Cümlede takıldığım ilk nokta “daha iyi olur” bölümü. Bu anlayış birçok LGBTİ (lezbiyen, gey, biseksüel, trans ve interseks) bireyde de mevcut. Neden daha iyi olsun? Bir belediye başkanı adayını neden eşcinsel olduğu için destekleyelim? Tabii ki lgbti bireylerin politik konumlarda rol almasını destekliyorum ama desteklemekteki tek nedenimiz kişinin lgbti olması ise durup bir düşünmemiz lazım.
 
Diğer bir nokta da, eşcinsel denildiğinde akılda beliren figürün efemine eşcinsel erkek olması durumudur. “Hem kadın hem erkek yönünden bakabilir” cümlesi bana bunu çağrıştırıyor. Çünkü çok büyük ihtimalle hanımefendinin de zihninde beliren eşcinsel başkan adayı, kadınsı bir erkek. Kadın yönünden bakabilme kabiliyetini de yıllardır televizyonlarda kafamıza kakılmış olan kadınların en iyi arkadaşı, modadan, makyajdan çok iyi anlayan kadınsı eşcinsel erkek kalıbından alıyor. Buradan da her zamanki gibi kadın cinselliği gibi kadın eşcinselliğinin de göz ardı edilmesine varabiliriz.
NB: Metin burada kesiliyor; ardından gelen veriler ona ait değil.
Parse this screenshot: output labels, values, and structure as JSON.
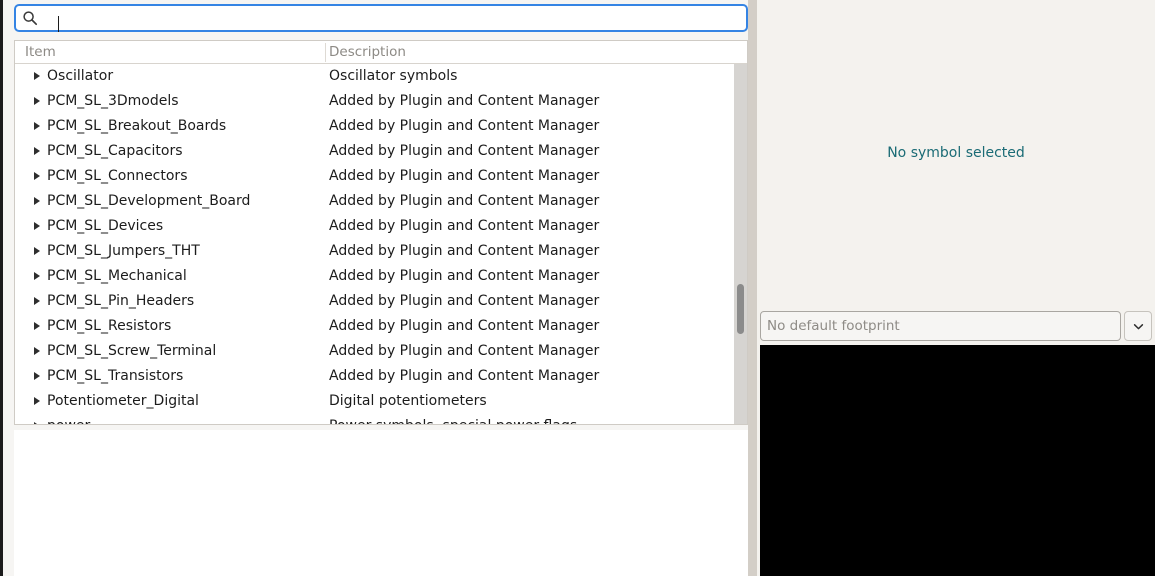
{
  "search": {
    "value": "",
    "placeholder": "",
    "icon": "search-icon"
  },
  "tree": {
    "columns": [
      {
        "key": "item",
        "label": "Item"
      },
      {
        "key": "description",
        "label": "Description"
      }
    ],
    "rows": [
      {
        "item": "Oscillator",
        "description": "Oscillator symbols"
      },
      {
        "item": "PCM_SL_3Dmodels",
        "description": "Added by Plugin and Content Manager"
      },
      {
        "item": "PCM_SL_Breakout_Boards",
        "description": "Added by Plugin and Content Manager"
      },
      {
        "item": "PCM_SL_Capacitors",
        "description": "Added by Plugin and Content Manager"
      },
      {
        "item": "PCM_SL_Connectors",
        "description": "Added by Plugin and Content Manager"
      },
      {
        "item": "PCM_SL_Development_Board",
        "description": "Added by Plugin and Content Manager"
      },
      {
        "item": "PCM_SL_Devices",
        "description": "Added by Plugin and Content Manager"
      },
      {
        "item": "PCM_SL_Jumpers_THT",
        "description": "Added by Plugin and Content Manager"
      },
      {
        "item": "PCM_SL_Mechanical",
        "description": "Added by Plugin and Content Manager"
      },
      {
        "item": "PCM_SL_Pin_Headers",
        "description": "Added by Plugin and Content Manager"
      },
      {
        "item": "PCM_SL_Resistors",
        "description": "Added by Plugin and Content Manager"
      },
      {
        "item": "PCM_SL_Screw_Terminal",
        "description": "Added by Plugin and Content Manager"
      },
      {
        "item": "PCM_SL_Transistors",
        "description": "Added by Plugin and Content Manager"
      },
      {
        "item": "Potentiometer_Digital",
        "description": "Digital potentiometers"
      },
      {
        "item": "power",
        "description": "Power symbols, special power flags"
      }
    ]
  },
  "preview": {
    "empty_message": "No symbol selected",
    "empty_message_color": "#1a6b75"
  },
  "footprint": {
    "value": "",
    "placeholder": "No default footprint",
    "dropdown_icon": "chevron-down-icon"
  },
  "colors": {
    "focus_border": "#3584e4",
    "panel_bg": "#f4f2ee",
    "list_bg": "#ffffff",
    "canvas_bg": "#000000",
    "header_text": "#8d8a85"
  }
}
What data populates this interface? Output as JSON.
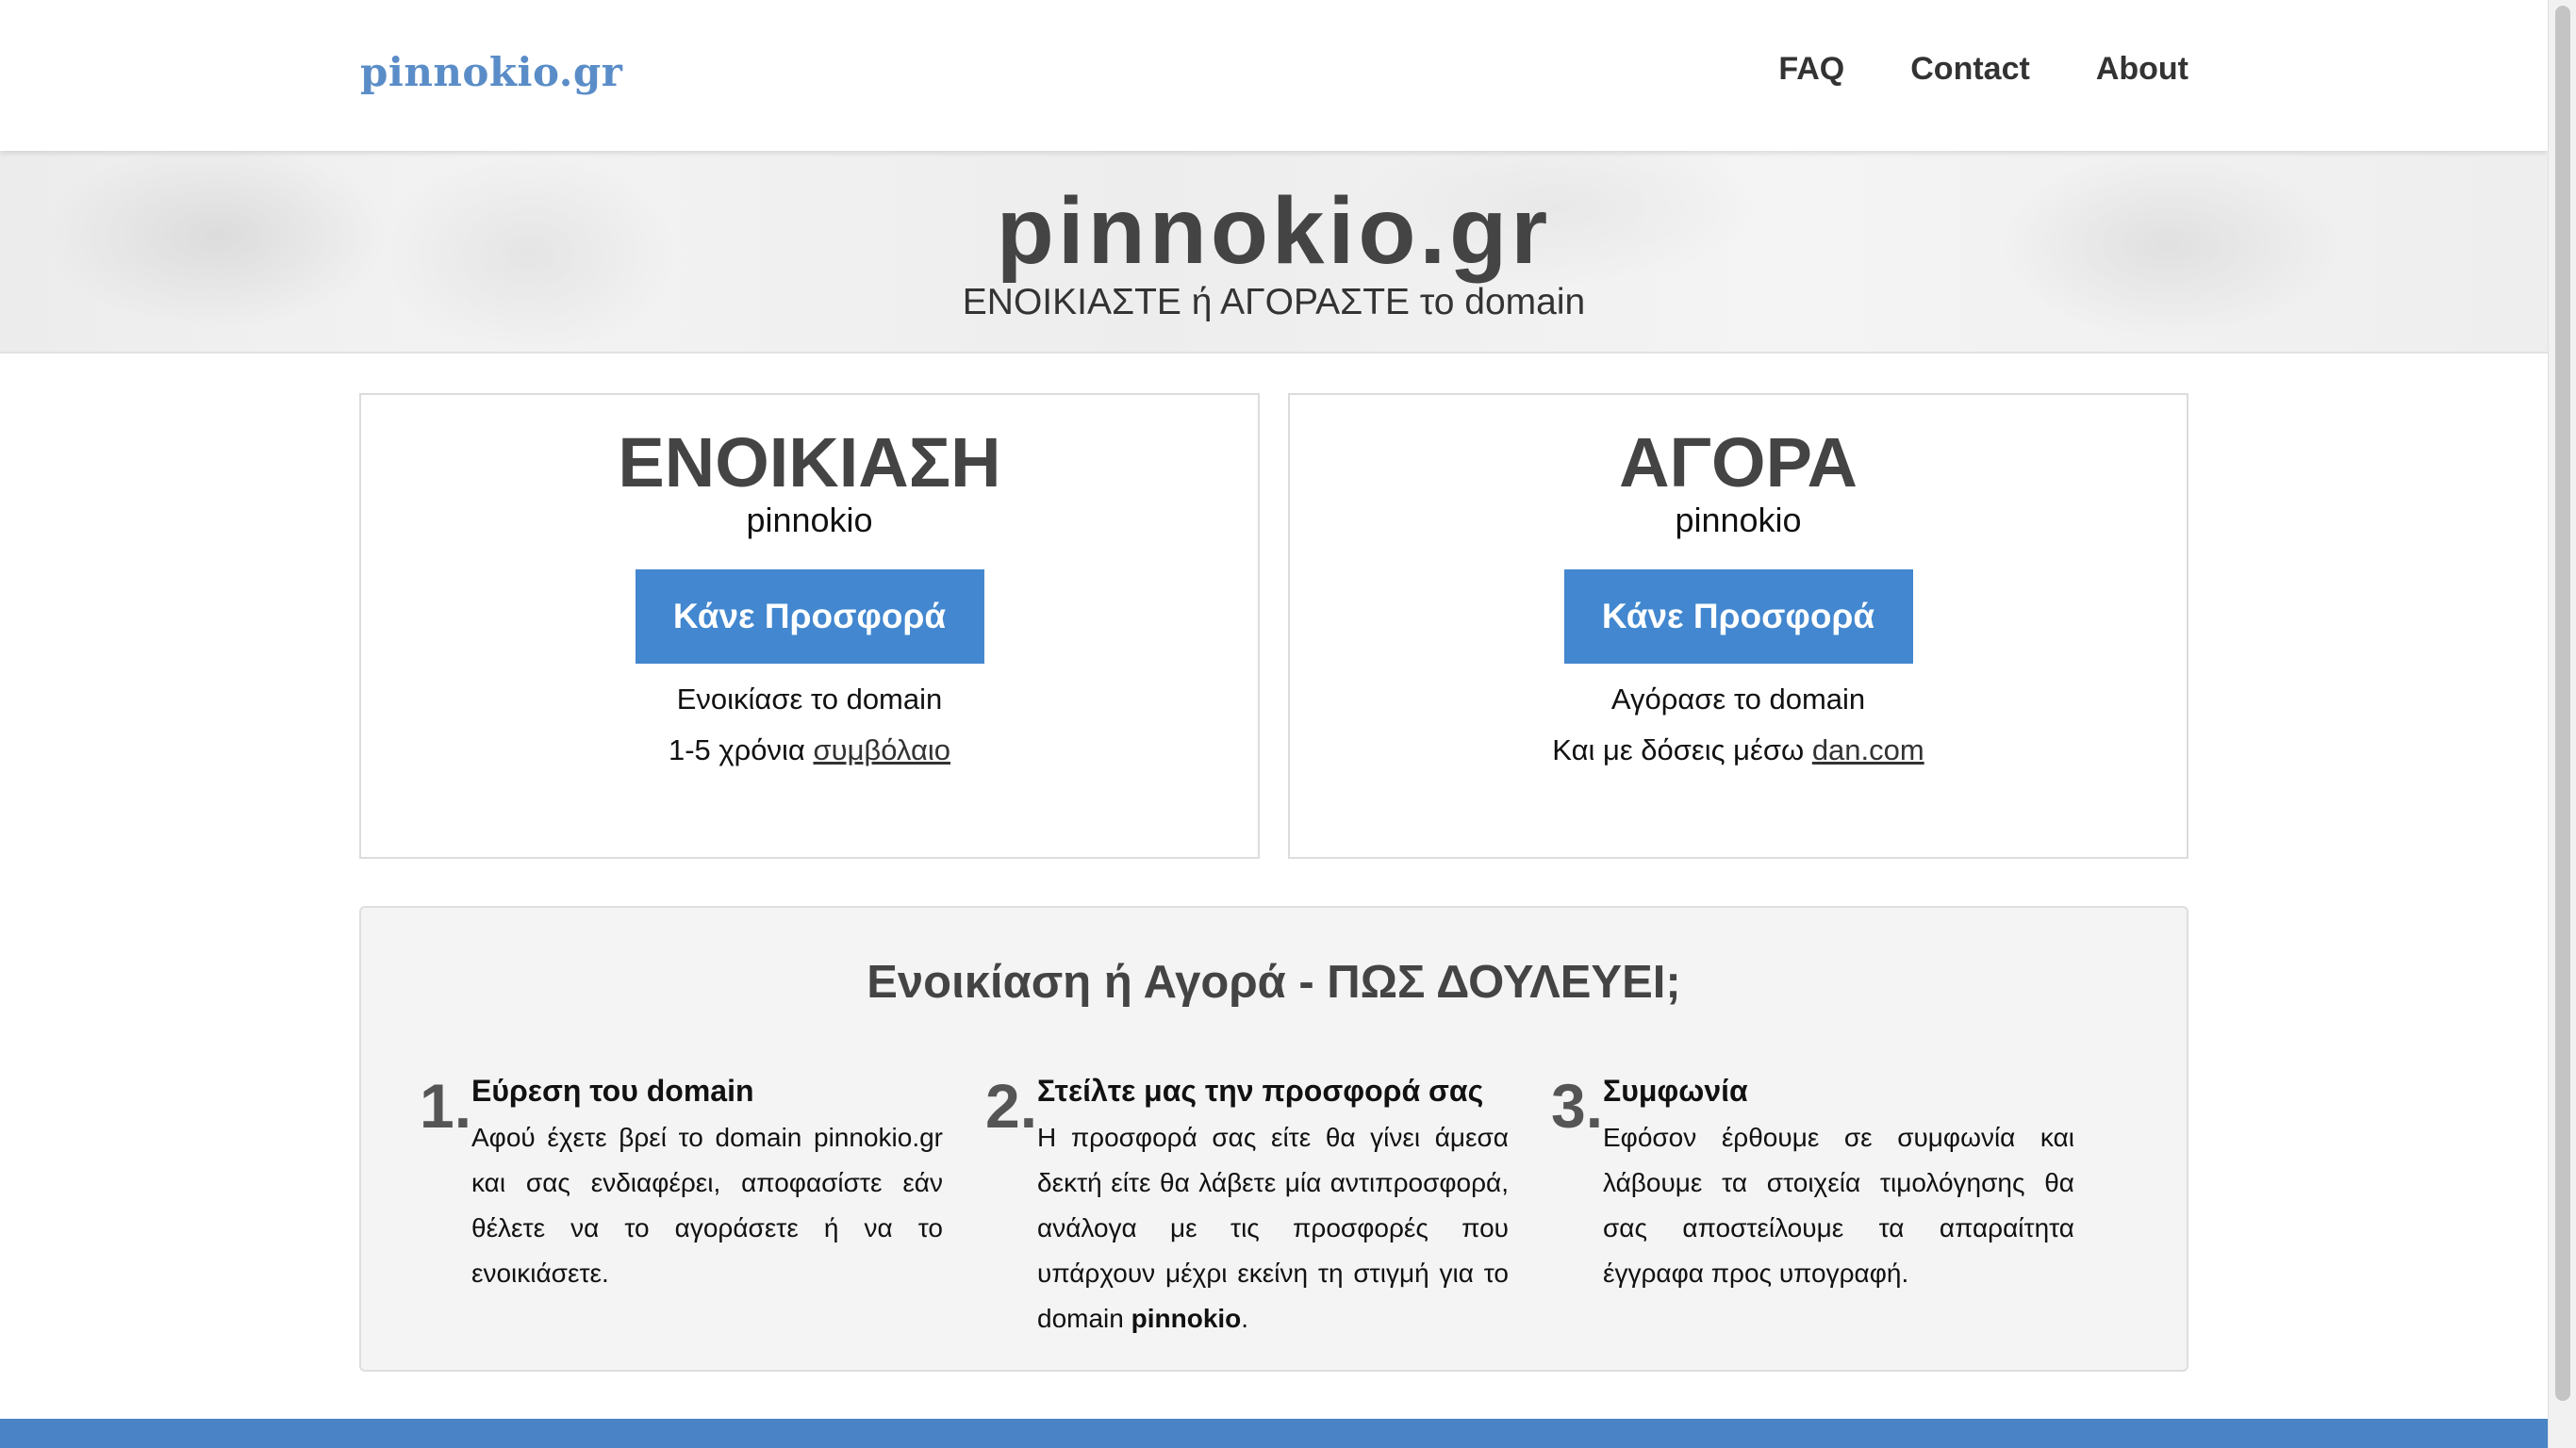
{
  "header": {
    "brand": "pinnokio.gr",
    "nav": [
      {
        "label": "FAQ"
      },
      {
        "label": "Contact"
      },
      {
        "label": "About"
      }
    ]
  },
  "hero": {
    "title": "pinnokio.gr",
    "subtitle": "ΕΝΟΙΚΙΑΣΤΕ ή ΑΓΟΡΑΣΤΕ το domain"
  },
  "rent": {
    "title": "ΕΝΟΙΚΙΑΣΗ",
    "domain": "pinnokio",
    "button_label": "Κάνε Προσφορά",
    "line1": "Ενοικίασε το domain",
    "line2_prefix": "1-5 χρόνια",
    "line2_link": "συμβόλαιο"
  },
  "buy": {
    "title": "ΑΓΟΡΑ",
    "domain": "pinnokio",
    "button_label": "Κάνε Προσφορά",
    "line1": "Αγόρασε το domain",
    "line2_prefix": "Και με δόσεις μέσω",
    "line2_link": "dan.com"
  },
  "how": {
    "title": "Ενοικίαση ή Αγορά - ΠΩΣ ΔΟΥΛΕΥΕΙ;",
    "steps": [
      {
        "number": "1.",
        "heading": "Εύρεση του domain",
        "text": "Αφού έχετε βρεί το domain pinnokio.gr και σας ενδιαφέρει, αποφασίστε εάν θέλετε να το αγοράσετε ή να το ενοικιάσετε."
      },
      {
        "number": "2.",
        "heading": "Στείλτε μας την προσφορά σας",
        "text": "Η προσφορά σας είτε θα γίνει άμεσα δεκτή είτε θα λάβετε μία αντιπροσφορά, ανάλογα με τις προσφορές που υπάρχουν μέχρι εκείνη τη στιγμή για το domain",
        "text_bold": "pinnokio",
        "text_end": "."
      },
      {
        "number": "3.",
        "heading": "Συμφωνία",
        "text": "Εφόσον έρθουμε σε συμφωνία και λάβουμε τα στοιχεία τιμολόγησης θα σας αποστείλουμε τα απαραίτητα έγγραφα προς υπογραφή."
      }
    ]
  },
  "colors": {
    "brand": "#5a8dc8",
    "button": "#4287cf",
    "footer": "#4a84c6"
  }
}
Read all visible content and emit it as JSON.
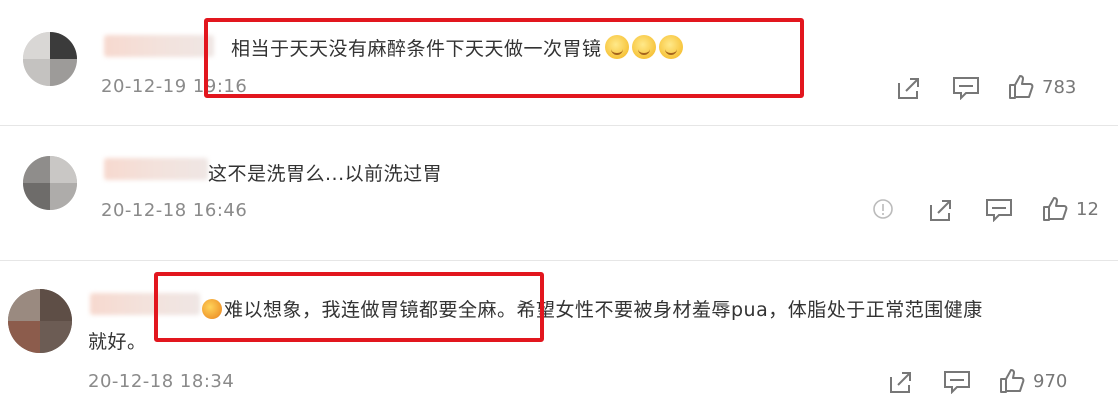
{
  "comments": [
    {
      "text": "相当于天天没有麻醉条件下天天做一次胃镜",
      "time": "20-12-19 19:16",
      "likes": "783"
    },
    {
      "text": "这不是洗胃么...以前洗过胃",
      "time": "20-12-18 16:46",
      "likes": "12"
    },
    {
      "text_line1": "难以想象，我连做胃镜都要全麻。希望女性不要被身材羞辱pua，体脂处于正常范围健康",
      "text_line2": "就好。",
      "time": "20-12-18 18:34",
      "likes": "970"
    }
  ],
  "icons": {
    "share": "share-icon",
    "reply": "comment-icon",
    "like": "thumbs-up-icon",
    "report": "report-icon",
    "emoji": "emoji-icon"
  },
  "colors": {
    "highlight_box": "#e2161e",
    "text": "#333333",
    "meta": "#8a8a8a"
  }
}
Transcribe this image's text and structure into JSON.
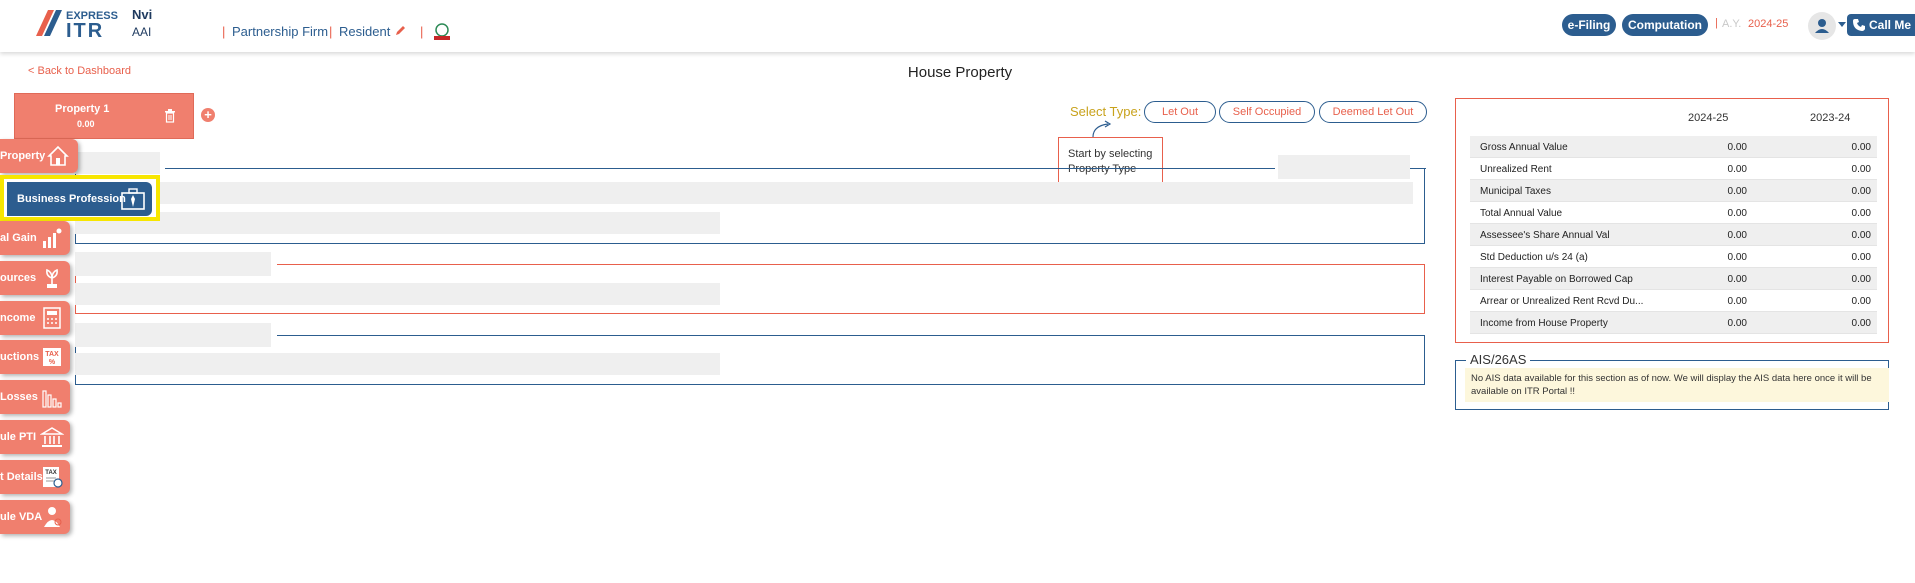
{
  "header": {
    "logo_top": "EXPRESS",
    "logo_main": "ITR",
    "user_name": "Nvi",
    "user_pan": "AAI",
    "status_type": "Partnership Firm",
    "residency": "Resident",
    "efiling_label": "e-Filing",
    "computation_label": "Computation",
    "ay_label": "A.Y.",
    "ay_value": "2024-25",
    "callme_label": "Call Me"
  },
  "nav": {
    "back_label": "< Back to Dashboard",
    "page_title": "House Property"
  },
  "property_tab": {
    "name": "Property 1",
    "amount": "0.00",
    "add_label": "+"
  },
  "type_selector": {
    "label": "Select Type:",
    "options": [
      "Let Out",
      "Self Occupied",
      "Deemed Let Out"
    ],
    "tooltip": "Start by selecting Property Type"
  },
  "sidebar": {
    "items": [
      {
        "label": "Property",
        "icon": "house-icon"
      },
      {
        "label": "Business Profession",
        "icon": "briefcase-icon",
        "highlighted": true
      },
      {
        "label": "al Gain",
        "icon": "chart-growth-icon"
      },
      {
        "label": "ources",
        "icon": "plant-icon"
      },
      {
        "label": "ncome",
        "icon": "calculator-icon"
      },
      {
        "label": "uctions",
        "icon": "tax-percent-icon"
      },
      {
        "label": "Losses",
        "icon": "loss-chart-icon"
      },
      {
        "label": "ule PTI",
        "icon": "bank-icon"
      },
      {
        "label": "t Details",
        "icon": "tax-doc-icon"
      },
      {
        "label": "ule VDA",
        "icon": "crypto-user-icon"
      }
    ]
  },
  "summary": {
    "years": [
      "2024-25",
      "2023-24"
    ],
    "rows": [
      {
        "name": "Gross Annual Value",
        "v1": "0.00",
        "v2": "0.00"
      },
      {
        "name": "Unrealized Rent",
        "v1": "0.00",
        "v2": "0.00"
      },
      {
        "name": "Municipal Taxes",
        "v1": "0.00",
        "v2": "0.00"
      },
      {
        "name": "Total Annual Value",
        "v1": "0.00",
        "v2": "0.00"
      },
      {
        "name": "Assessee's Share Annual Val",
        "v1": "0.00",
        "v2": "0.00"
      },
      {
        "name": "Std Deduction u/s 24 (a)",
        "v1": "0.00",
        "v2": "0.00"
      },
      {
        "name": "Interest Payable on Borrowed Cap",
        "v1": "0.00",
        "v2": "0.00"
      },
      {
        "name": "Arrear or Unrealized Rent Rcvd Du...",
        "v1": "0.00",
        "v2": "0.00"
      },
      {
        "name": "Income from House Property",
        "v1": "0.00",
        "v2": "0.00"
      }
    ]
  },
  "ais": {
    "title": "AIS/26AS",
    "message": "No AIS data available for this section as of now. We will display the AIS data here once it will be available on ITR Portal !!"
  },
  "colors": {
    "brand_blue": "#2c5d8f",
    "brand_coral": "#f07f6e",
    "accent_orange": "#e8604c",
    "highlight_yellow": "#f7e600"
  }
}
Bunu söyleyenin bir kadın olması da erkek hegemonyasının kadınlara bile kendi cinselliklerini unutturduğunun bir kanıtıdır.
 
Erkek egemen toplumda eşcinsellik aşağılayıcı, utanılacak bir durumdur. Çünkü erkeklik sertlikten taviz verilmeyecek bir haldir ve eşcinsellik erkekleri kadınsılaştırır. Kadınsılaşmak bir erkek için kabul edilemeyecek bir durumdur. Tabii ki bu da utanç vericidir. Kadın eşcinseller ise tam tersi erkeksileştikleri için ortada bir sorun yoktur. İşte bu yüzden eşcinsellik denince ataerkil toplum bireylerinin akıllarında bir erkek belirir.
 
Eğer biraz daha farklı bir yönden bakarsak, zihinde erkek figürünün belirmesinin nedeni meselenin belediye başkanlığı adaylığı olması olabilir. Yıllardır kadın politikacı kavramı toplumumuzda Tansu Çiller’le sınırlı olduğu için bir belediye başkanının kadın da olabileceği ilk etapta akla gelmiyor. LGBTİ mücadeleyi bu tip ortak yanlar bakımından feminist mücadele ile birlikte düşünmek yanlış olmayacaktır diye düşünüyorum.

Sonuç olarak, bu soruya verilen yanıtlardan yola çıkarak, toplumda her an her yerde karşılaştığımız homofobi dışında, erkek egemenliğinin de her alanda gözümüze ve zihnimize sokulduğunu söyleyebiliriz.